Variant Filtration And Surprising Results
3
9
Entering edit mode
7.8 years ago
ao.carson ▴ 90

Greetings,

I have been working on a comparison of a human endocrine cancer, matched with normal tissue from the same organ. The tissue was dissected by a pathologist, and is considered quite pure. We sequenced to 80x depth in the tumor 40x in the normal. Somatic variant calling was done with Varscan2 (samtools -q 1 to use only mapped reads, and the high confidence set). Indels and SNPs were filtered and annotated; we are looking at coding, non-synonymous mutations and splice site mutations. In our small cohort of 15 patients, we looked for those mutations that are in more than one tumor sample. Using this list, I was pretty surprised; about 1/2 the variants are found in dnSNP 1.3.7 and most in 1.3.1. About 1/4 are in the COSMIC database (although some of those are in dbSNP as well). I pressed on to manual verification in IGV.

The surprises continue; many of the sites called as a somatic mutation are in fact germline; there are more reads in the tumor, but often times in the normal the variant allele frequency is similar or the same. Many of the sites are in dbSNP. Many are in low-coverage regions.

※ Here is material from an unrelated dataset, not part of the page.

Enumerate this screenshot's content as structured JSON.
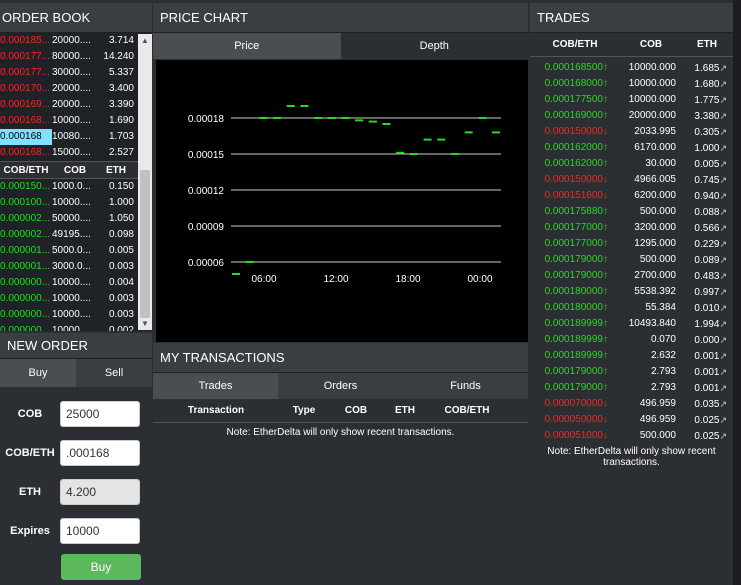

I feel like I did what I could to get quality, somatic mutations out of varscan. I followed the entire GATK pipeline to indel-realign, recal, etc. I used only mapped reads in samtools when piping into varscan. And from varscan, we used the high confidence set. Yet everything is such a soft call... a 'somatic' mutation in one patient has some reads in the normal, and other samples have the variant as a polymorphism as well. I tried to use the preparation and variant calling pipeline to solve this problem, yet here I am at the end, feeling like I'm back to square one. Is there something obvious that I'm missing? (I have also used Mutect, Strelka, GATK, SomaticSniper, but the number of false positives seemed to be the least with Varscan2).

Thank you for the feedback, AOC

dbsnp somatic variant • 7.9k views
0
Entering edit mode

AOC,

I recently ran into a similar problem. I used MuTect to produce a somatic variant callset but noticed that many of the variants seem to come from reads with low mapping quality. After filtering for variant read MQ, the remaining variants seemed to be of high quality. We then went on to validation of the most interesting variants only to discover that many of those variants were due to systematic error in the sequencing technology; the variants which we thought were somatic were present at very low frequency in all samples (tumor and normal). To correct this in the future, we are filtering out variants in our somatic callset that are present in any normal sample or dbSNP. We are also annotating variants in high-GC regions, as the false positives seem to consistently come from those regions.

I would guess that many of your variants are likely due to systematic error as well, and the increased frequency of those variants in the tumor sample is due to chance rather than anything of biological significance. Probably the best and easiest solution is to filter out any called somatic variants present in any normal samples, although this may be a little drastic depending on what you are looking for.

2
Entering edit mode
7.8 years ago

curl -LO https://github.com/ckandoth/variant-filter/archive/master.zip
unzip master.zip
perl variant-filter-master/fpfilter.pl --help

It mentions that you need to first run bam-readcount on all your variant loci, and pass the result to the script above. And it only works on point mutations for now. WashU has this filtering script for indels, but it is not yet portable like fpfilter.pl above.

0
Entering edit mode

Is there any portable script like fpfilter.pl yet for INDELS  false positive  removal from VarScan INDEL vcf file?

1
Entering edit mode
7.8 years ago

You can solve the low coverage problem by being more stringent with the --min-coverage, --min-coverage-normal, and --min-coverage-tumor parameters in VarScan. My guess is that this will make the biggest difference - you can be super conservative with this, if you really want.

If you haven't done so already, you can also set --p-value to 0.05 (not just --somatic-p-value, which is the default).

http://varscan.sourceforge.net/using-varscan.html#v2.3_somatic

0
Entering edit mode

Thanks for your response cwarden. I initially used a normal coverage of 6 and tumor coverage of 8. I am running into 'low-coverage' sites being 15 reads in the normal, with 2 being variant, and 35 reads in the tumor, with 5 being variant. I don't understand how that is coming up as a high-confidence somatic mutation. It looks germline, or at least not as 'pure' as I thought my calls would be. I can try re-running it with the --p-value set lower that 99%. The way I read the manual I thought the somatic-p-value was the second step and would filter out those bad calls that made it past the 0.99 p-value. Thank you for your help.

1
Entering edit mode

You want the p-values to be lower rather than higher (so, 0.01 not 0.99).

Also, at the risk of asking the obvious, are you specifically looking at the "Somatic" and "LOH" variants? The output file also contains "Germline" variants.

I believe simply setting --p-value to 0.05 has been sufficient to give users good results in the past. Not sure why you are encountering problems.